HRD Ministry Has Some Sound Ideas For Schools In Its National Educational Policy 2016

The Human Resource Development (HRD) has listed a comprehensive roster of gaps in the current system. But on possible solutions, the input document seems reluctant to push the envelope. While it breaks new ground in highlighting the need for robust and universal pre-school education or making learning outcomes the core of school performance, it sticks to more traditional prescriptions on teachers.


The ministry recognizes the importance of teachers but falls short of identifying policies that would realize that importance in practice. Teachers can play a transformational role when the bulk of the school going population come from homes with low educational achievements. Teachers must be not just proficient but also accountable.
It is practically impossible for a distant education department in the state capital to ensure accountability, even with a phalanx of inspectors and supporting bureaucracy.
The management committees of schools must hire teachers and have disciplinary control over them.
It will improve accountability, do away with transfer politics and ensure that every school has the requisite number of teachers. School administrators, working with the management committee, are best placed to determine the kind of teachers required.

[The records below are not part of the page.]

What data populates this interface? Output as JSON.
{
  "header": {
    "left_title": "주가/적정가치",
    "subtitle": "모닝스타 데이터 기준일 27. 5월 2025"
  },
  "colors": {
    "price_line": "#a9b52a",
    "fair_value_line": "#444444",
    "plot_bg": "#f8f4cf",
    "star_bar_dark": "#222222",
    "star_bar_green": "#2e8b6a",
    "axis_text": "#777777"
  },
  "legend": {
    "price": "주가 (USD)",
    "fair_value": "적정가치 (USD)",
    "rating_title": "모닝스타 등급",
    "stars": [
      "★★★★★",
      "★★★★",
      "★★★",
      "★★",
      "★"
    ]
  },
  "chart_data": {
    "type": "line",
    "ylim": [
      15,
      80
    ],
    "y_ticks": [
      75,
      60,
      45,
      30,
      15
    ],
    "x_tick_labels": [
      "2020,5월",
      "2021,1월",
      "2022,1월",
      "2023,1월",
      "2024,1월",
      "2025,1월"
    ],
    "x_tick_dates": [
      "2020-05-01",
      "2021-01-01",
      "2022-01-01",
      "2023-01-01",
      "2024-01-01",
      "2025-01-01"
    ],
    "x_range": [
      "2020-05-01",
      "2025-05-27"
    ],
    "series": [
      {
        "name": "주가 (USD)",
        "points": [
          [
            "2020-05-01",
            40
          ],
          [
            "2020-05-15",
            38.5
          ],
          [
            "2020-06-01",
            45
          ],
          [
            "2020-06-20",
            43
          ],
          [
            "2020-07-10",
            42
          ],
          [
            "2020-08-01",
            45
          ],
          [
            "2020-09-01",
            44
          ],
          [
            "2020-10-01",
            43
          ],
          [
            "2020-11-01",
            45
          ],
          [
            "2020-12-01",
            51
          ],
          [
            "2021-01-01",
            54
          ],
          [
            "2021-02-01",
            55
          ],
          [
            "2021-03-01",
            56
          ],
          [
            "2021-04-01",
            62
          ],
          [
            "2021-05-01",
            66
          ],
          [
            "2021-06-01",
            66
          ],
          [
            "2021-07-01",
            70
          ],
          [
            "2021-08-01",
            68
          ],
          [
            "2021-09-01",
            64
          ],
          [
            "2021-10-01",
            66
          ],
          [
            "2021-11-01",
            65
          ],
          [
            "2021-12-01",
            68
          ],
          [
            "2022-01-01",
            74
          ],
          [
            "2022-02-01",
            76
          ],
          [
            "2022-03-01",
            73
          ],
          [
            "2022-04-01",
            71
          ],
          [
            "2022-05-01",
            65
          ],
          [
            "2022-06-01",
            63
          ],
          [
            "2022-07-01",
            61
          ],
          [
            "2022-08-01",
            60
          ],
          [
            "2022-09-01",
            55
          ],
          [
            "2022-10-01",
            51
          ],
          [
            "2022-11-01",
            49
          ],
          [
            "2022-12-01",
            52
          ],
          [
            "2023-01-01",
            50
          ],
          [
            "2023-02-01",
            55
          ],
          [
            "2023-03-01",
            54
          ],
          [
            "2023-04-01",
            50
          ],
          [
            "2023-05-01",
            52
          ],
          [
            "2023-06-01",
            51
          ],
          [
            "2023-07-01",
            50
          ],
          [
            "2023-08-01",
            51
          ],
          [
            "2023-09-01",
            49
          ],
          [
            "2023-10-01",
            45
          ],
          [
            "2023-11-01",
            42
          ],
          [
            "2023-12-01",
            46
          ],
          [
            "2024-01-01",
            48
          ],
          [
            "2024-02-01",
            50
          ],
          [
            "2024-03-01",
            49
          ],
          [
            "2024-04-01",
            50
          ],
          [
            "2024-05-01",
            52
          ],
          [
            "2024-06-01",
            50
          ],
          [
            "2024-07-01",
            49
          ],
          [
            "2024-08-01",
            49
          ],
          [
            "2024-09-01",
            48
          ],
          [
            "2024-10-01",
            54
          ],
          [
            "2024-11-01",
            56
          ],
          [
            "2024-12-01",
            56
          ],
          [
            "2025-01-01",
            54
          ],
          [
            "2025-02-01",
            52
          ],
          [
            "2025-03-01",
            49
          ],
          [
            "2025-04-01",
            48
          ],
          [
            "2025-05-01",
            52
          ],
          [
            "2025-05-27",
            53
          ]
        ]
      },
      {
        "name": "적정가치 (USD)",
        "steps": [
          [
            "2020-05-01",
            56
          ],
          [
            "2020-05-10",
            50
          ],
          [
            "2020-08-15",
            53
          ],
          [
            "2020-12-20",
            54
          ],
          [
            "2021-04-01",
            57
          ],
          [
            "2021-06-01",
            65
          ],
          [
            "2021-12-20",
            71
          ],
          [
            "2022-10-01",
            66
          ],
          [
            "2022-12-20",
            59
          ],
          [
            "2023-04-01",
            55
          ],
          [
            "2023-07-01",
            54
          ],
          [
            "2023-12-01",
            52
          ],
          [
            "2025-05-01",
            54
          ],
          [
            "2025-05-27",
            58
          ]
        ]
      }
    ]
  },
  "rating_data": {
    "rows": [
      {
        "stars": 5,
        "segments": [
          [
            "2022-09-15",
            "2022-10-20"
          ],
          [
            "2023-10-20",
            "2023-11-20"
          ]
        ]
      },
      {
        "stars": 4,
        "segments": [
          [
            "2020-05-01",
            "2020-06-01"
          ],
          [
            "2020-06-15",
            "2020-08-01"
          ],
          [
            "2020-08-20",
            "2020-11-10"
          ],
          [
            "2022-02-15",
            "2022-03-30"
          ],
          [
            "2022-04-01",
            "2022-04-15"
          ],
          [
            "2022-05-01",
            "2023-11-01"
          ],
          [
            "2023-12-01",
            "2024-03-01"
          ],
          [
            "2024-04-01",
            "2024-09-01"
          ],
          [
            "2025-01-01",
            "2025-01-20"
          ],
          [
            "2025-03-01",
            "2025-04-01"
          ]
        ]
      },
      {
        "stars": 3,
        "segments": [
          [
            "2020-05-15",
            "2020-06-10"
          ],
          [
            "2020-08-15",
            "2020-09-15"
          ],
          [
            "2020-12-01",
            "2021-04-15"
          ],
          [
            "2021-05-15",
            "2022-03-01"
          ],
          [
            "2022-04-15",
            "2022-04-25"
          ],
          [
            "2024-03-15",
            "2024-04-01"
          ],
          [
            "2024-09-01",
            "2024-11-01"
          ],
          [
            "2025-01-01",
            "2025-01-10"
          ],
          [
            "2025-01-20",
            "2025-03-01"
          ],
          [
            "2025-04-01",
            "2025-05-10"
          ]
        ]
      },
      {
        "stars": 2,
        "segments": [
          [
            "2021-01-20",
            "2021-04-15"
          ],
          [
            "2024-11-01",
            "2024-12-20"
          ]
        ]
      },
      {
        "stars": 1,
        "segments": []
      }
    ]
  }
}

This calls for a process of political and financial devolution to the lowest tier of government and constant public engagement to ensure that local governance does not degenerate into local harassment.
To identify the local complement and to let school governance work with both autonomy and accountability, we need functional democracy as well. The input document makes many good interventions relating to curriculum, providing for a national core to be complemented with diverse local inputs.